Breitbart News, the once-dominant force in conservative media circles whose former leader Steve Bannon entered Donald Trump’s White House after the election his coverage helped shape, has seen an erosion in its audience as well as its dominance among right-leaning online sites.

Monthly traffic on Breitbart has plummeted nearly 72% from 17.3 million in January 2017, when Trump took office, to 4.9 million in June 2019, according to the data-tracking firm ComScore. And while traffic on most politically oriented news sites has dropped significantly in 2019, the decline has been particularly acute for Breitbart.

As recently as December 2018, when the site had just under 7.2 million monthly unique visitors, Breitbart nabbed a bigger audience than any other conservative website tracked by Howard Polskin’s aggregation site TheRighting aside from the cable-TV-backed behemoth FoxNews.com.

But by June, the most recent month for which figures are available, Breitbart dropped to sixth — behind such upstarts as the Philip Anschutz-backed Washington Examiner (10.0 million), Washington Times (6.7 million), Glenn Beck’s The Blaze (6.0 million) and the Tucker Carlson-founded Daily Caller (5.0 million). (Fox News, of course, dwarfed them all with 103.2 million visitors.)

Breitbart was “firmly established” as No. 2 to Fox News for a long time, Polskin told TheWrap, but while “they’re still bringing in a lot people, they’re not the force that they used to be.”

Founded in 2007 by the late Andrew Breitbart, the site came into its own under Bannon — who took over after Breitbart’s death in 2012. During the 2016 election, the early Trump backer described the operation as “the platform for the alt-right” and found a huge audience with shocking headlines like “Birth control makes women unattractive and crazy” and “Bill Kristol: Republican spoiler, renegade Jew.”

By the time Bannon and fellow Breitbart alum Sebastian Gorka landed positions in the Trump White House, the site had “the perception of outsized influence due to perceived proximity of their former colleagues,” former spokesperson Kurt Bardella told TheWrap. But all of that changed, he said, after “Trump exiled Bannon” and ejected him from a senior adviser role in August 2017.

Five months later, Bannon was ousted from Breitbart itself after his public criticisms of Trump in Michael Wolff’s best-selling book “Fire and Fury” caused an outcry among conservatives — and alienated one of the site’s top financial backers, Rebekah Mercer.

In addition, Breitbart appears not to have recovered from an advertiser boycott led by the advocacy group Sleeping Giants beginning in 2016. By May 2017, the site had lost 90 percent of its advertisers in just three months, according to Digiday.

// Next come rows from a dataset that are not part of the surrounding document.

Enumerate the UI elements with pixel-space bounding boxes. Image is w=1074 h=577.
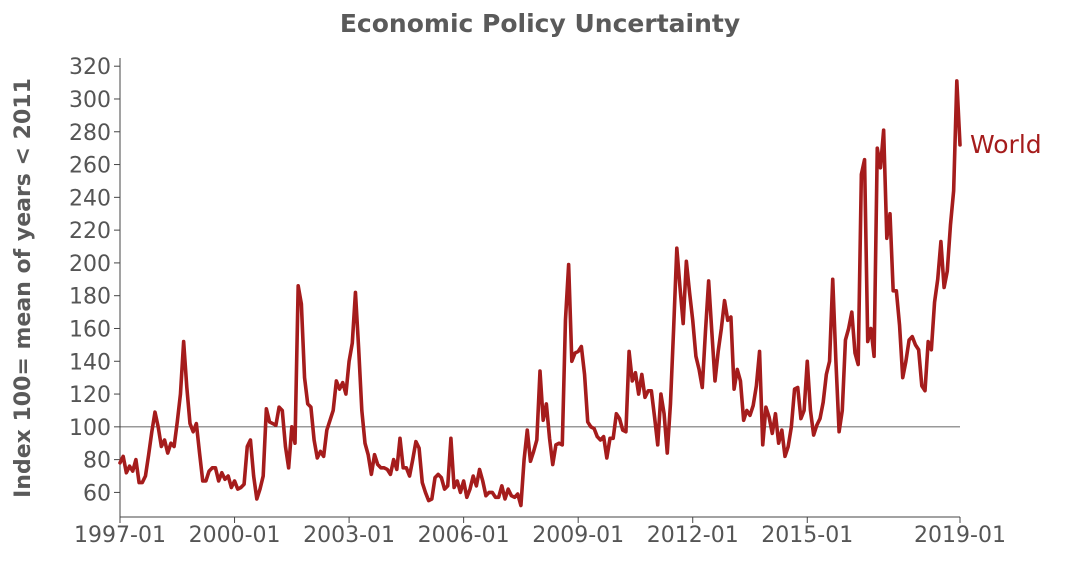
y-tick-label: 240 xyxy=(69,186,111,211)
y-tick-label: 260 xyxy=(69,154,111,179)
chart-title: Economic Policy Uncertainty xyxy=(340,9,740,38)
y-tick-label: 120 xyxy=(69,383,111,408)
y-tick-label: 300 xyxy=(69,88,111,113)
y-tick-label: 320 xyxy=(69,55,111,80)
tick-marks: 60 80 100 120 140 160 180 200 220 240 260 280 300 320… xyxy=(69,55,1006,548)
x-tick-label: 2009-01 xyxy=(532,523,624,548)
y-tick-label: 160 xyxy=(69,317,111,342)
x-tick-label: 2015-01 xyxy=(761,523,853,548)
x-tick-label: 2019-01 xyxy=(914,523,1006,548)
y-tick-label: 100 xyxy=(69,416,111,441)
x-tick-label: 2006-01 xyxy=(418,523,510,548)
x-tick-label: 2000-01 xyxy=(189,523,281,548)
y-tick-label: 220 xyxy=(69,219,111,244)
axes xyxy=(119,58,960,518)
y-tick-label: 80 xyxy=(83,449,111,474)
y-tick-label: 180 xyxy=(69,285,111,310)
y-tick-label: 200 xyxy=(69,252,111,277)
y-tick-label: 140 xyxy=(69,350,111,375)
series-label: World xyxy=(970,130,1042,159)
x-tick-label: 1997-01 xyxy=(74,523,166,548)
y-axis-label: Index 100= mean of years < 2011 xyxy=(11,78,36,498)
series-lines xyxy=(118,79,962,508)
series-line-world xyxy=(118,79,962,508)
y-tick-label: 60 xyxy=(83,481,111,506)
y-tick-label: 280 xyxy=(69,121,111,146)
x-tick-label: 2012-01 xyxy=(647,523,739,548)
series-labels: World xyxy=(970,130,1042,159)
x-tick-label: 2003-01 xyxy=(303,523,395,548)
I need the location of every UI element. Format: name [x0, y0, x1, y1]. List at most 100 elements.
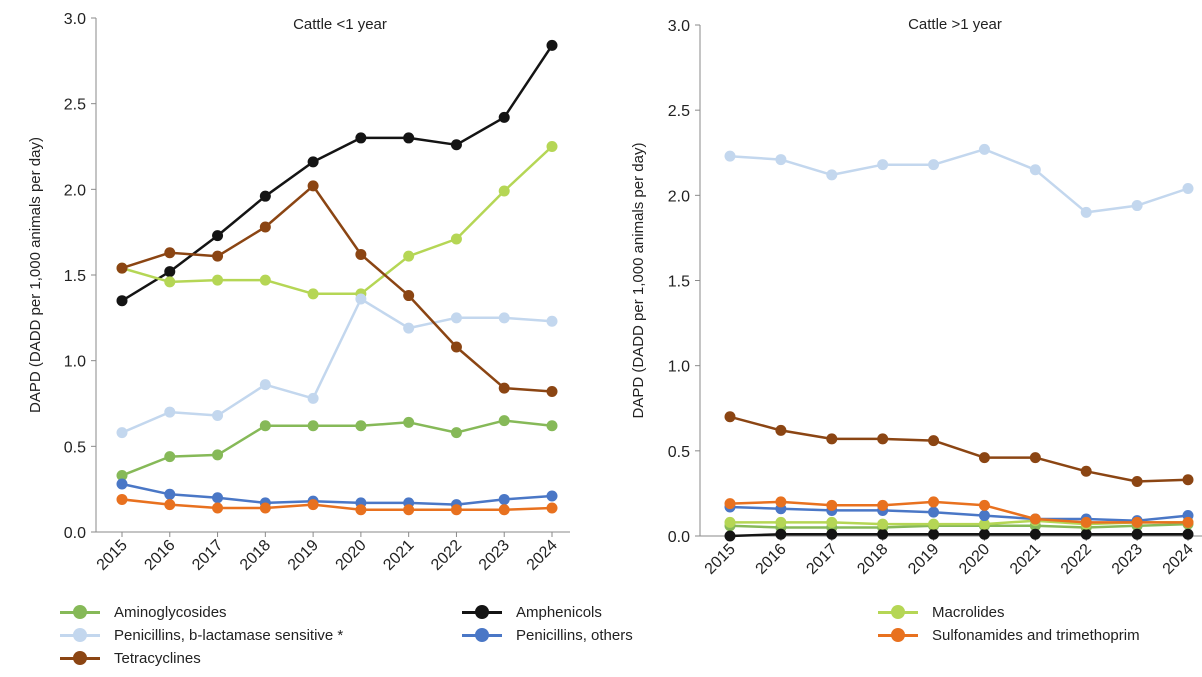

In the 2018 documentary “The Brink,” Bannon admitted that the site was in “tough financial shape” because the ad revenues he projected to hit $8 million for 2016 had dropped 90 percent following the boycott campaign. “All the right-wing media, the top 10 companies — except for Fox — will be donor-based,” he said in a July 2018 conversation captured in the film. “You’ll have to have a donor come in and write a check.”

A spokesperson for Brietbart did not respond to multiple requests for comment about the site, its traffic and its financial status.

Not only does Breitbart in its current incarnation lack the money to grow, Bardella said, “the audience they are targeting — the alt-right/racist/white nationalist audience — isn’t one that is ever going to expand. It is as large as it will ever be. There’s no room to grow it.”

And the competition in the right-wing media space has increased dramatically, including from former Breitbart staffers like Ben Shapiro, whose DailyWire site is inching up on Breitbart with 4.3 million unique visitors in June.

John Ziegler, a conservative columnist and filmmaker known for his own inflammatory takes (earlier this year, he tweeted that “the entire ‘Penn State/Joe Paterno/Jerry Sandusky Scandal’ is a myth“), said he hasn’t looked at Breitbart “in at least two years,” which he said is “bizarre” since he used to write for the site. “I already know what they are going to say and it’s not credible,” he said.

Others suggest that Breitbart has struggled as the far-right views that used to make it stand out have become mainstream. “Fox News’ embrace of the extreme has left Breitbart with no real space that they uniquely own,” said Bardella, who switched his affiliation to the Democratic Party after leaving Breitbart. “Fox News programming during this time of Trump mirrors what Breitbart homepages looked like pre-Trump. Fox has gone full-tilt Breitbart and in the process made Breitbart irrelevant.”

Still, some observers are not so quick to write off Breitbart under its current top editor, Alex Marlow.

“There is clearly an appetite for the type of information they’re producing. I would not rule them out,” Polskin said, pointing out Breitbart is currently seeking to hire new assistant editors and investigative reporters. “They are a very strong brand, whether you are repulsed by the name Breitbart or you think it aligns with your political view or view of the world.”